Reputation: 8834
I have a use case where I upload hundreds of file to my S3 bucket using multi part upload. After each upload I need to make sure that the uploaded file is not corrupt (basically check for data integrity). Currently, after uploading the file, I re-download it and compute the md5
on the content string and compare it with the md5
of local file. So something like:
conn = S3Connection('access key', 'secretkey')
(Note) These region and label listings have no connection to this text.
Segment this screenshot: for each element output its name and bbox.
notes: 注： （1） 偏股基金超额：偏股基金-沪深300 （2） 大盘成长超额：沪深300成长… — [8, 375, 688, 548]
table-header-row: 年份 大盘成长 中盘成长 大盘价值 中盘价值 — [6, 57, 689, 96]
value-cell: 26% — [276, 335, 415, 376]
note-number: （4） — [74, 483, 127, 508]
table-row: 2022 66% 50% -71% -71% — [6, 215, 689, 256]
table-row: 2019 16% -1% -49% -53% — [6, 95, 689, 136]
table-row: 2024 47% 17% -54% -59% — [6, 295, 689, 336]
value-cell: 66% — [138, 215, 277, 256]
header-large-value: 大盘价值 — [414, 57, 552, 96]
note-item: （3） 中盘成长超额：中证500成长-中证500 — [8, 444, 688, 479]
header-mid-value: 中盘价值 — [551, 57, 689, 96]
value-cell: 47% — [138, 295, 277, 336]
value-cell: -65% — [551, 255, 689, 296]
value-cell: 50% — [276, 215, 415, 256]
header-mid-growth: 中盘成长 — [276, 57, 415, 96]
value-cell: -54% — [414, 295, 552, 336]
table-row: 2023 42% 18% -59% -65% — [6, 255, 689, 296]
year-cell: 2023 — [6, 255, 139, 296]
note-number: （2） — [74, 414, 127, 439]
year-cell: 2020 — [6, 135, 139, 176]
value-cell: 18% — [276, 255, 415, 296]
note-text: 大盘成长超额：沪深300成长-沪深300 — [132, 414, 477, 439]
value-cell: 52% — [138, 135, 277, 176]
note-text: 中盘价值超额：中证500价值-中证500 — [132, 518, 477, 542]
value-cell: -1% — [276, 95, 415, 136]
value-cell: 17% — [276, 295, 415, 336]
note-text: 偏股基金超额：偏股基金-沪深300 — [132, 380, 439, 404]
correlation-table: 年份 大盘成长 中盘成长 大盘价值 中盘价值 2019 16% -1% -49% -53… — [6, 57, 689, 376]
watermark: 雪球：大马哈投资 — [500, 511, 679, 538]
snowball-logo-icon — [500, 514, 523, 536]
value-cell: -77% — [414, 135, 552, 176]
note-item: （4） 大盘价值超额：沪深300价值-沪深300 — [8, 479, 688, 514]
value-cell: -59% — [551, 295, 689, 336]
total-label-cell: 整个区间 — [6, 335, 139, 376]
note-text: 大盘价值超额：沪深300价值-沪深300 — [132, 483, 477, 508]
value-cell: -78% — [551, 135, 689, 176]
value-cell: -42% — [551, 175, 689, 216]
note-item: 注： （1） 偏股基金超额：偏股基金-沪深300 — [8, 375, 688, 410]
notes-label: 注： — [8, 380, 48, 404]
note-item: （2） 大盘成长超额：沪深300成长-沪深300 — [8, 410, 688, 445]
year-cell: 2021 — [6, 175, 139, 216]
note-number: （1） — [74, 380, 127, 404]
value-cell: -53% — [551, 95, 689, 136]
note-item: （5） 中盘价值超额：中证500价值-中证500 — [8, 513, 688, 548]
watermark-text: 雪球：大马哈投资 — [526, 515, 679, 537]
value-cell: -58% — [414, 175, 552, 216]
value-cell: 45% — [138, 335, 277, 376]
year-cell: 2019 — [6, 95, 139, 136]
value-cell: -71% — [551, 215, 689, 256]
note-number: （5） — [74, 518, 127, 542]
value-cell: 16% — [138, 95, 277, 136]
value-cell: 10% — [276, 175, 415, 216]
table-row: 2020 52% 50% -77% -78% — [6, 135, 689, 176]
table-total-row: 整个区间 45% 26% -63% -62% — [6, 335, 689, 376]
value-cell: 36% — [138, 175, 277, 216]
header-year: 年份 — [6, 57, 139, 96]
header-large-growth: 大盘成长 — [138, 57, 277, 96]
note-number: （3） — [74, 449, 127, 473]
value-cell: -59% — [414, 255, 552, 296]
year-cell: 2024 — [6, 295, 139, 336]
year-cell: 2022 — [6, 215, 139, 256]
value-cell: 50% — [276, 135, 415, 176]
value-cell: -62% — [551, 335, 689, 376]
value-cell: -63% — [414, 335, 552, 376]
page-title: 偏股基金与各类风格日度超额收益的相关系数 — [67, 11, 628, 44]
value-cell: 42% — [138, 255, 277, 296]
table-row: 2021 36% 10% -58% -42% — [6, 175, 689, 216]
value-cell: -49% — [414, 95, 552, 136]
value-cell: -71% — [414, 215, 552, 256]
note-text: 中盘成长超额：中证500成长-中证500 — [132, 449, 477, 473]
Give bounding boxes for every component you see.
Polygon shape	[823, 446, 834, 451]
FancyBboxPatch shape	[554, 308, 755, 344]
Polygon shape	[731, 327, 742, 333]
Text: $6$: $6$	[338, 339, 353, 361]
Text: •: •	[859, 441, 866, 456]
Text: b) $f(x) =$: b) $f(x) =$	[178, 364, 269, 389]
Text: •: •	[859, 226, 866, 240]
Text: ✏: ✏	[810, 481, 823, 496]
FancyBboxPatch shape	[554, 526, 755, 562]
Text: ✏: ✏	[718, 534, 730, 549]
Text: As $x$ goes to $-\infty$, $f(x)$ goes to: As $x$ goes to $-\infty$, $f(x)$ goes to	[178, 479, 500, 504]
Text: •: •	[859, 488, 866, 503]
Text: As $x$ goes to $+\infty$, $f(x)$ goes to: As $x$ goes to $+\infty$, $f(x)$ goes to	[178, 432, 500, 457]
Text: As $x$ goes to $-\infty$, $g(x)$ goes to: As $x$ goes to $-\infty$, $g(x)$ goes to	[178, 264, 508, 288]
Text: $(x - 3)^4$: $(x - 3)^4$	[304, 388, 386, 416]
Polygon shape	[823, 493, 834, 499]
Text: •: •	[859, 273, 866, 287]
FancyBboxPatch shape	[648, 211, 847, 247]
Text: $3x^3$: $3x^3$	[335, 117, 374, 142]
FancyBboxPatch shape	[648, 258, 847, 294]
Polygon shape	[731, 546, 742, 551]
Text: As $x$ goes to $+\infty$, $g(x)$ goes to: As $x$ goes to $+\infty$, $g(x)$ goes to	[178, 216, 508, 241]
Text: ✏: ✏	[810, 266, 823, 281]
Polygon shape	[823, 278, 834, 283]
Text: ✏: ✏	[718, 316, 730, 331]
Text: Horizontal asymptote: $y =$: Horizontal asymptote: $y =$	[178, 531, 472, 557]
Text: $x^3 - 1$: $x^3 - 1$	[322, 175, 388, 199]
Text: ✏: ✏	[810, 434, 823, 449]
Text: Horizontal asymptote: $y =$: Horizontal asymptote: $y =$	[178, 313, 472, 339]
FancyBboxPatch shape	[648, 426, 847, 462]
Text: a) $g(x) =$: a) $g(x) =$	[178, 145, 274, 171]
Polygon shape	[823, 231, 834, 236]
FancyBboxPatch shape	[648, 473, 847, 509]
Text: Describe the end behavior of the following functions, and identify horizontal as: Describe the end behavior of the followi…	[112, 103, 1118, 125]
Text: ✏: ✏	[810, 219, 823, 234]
bucket = conn.get_bucket('bucket_name')
source_path = 'file_to_upload'
source_size = os.stat(source_path).st_size
mp = bucket.initiate_multipart_upload(os.path.basename(source_path))
chunk_size = 52428800
chunk_count = int(math.ceil(source_size / chunk_size))
for i in range(chunk_count + 1):
offset = chunk_size * i
bytes = min(chunk_size, source_size - offset)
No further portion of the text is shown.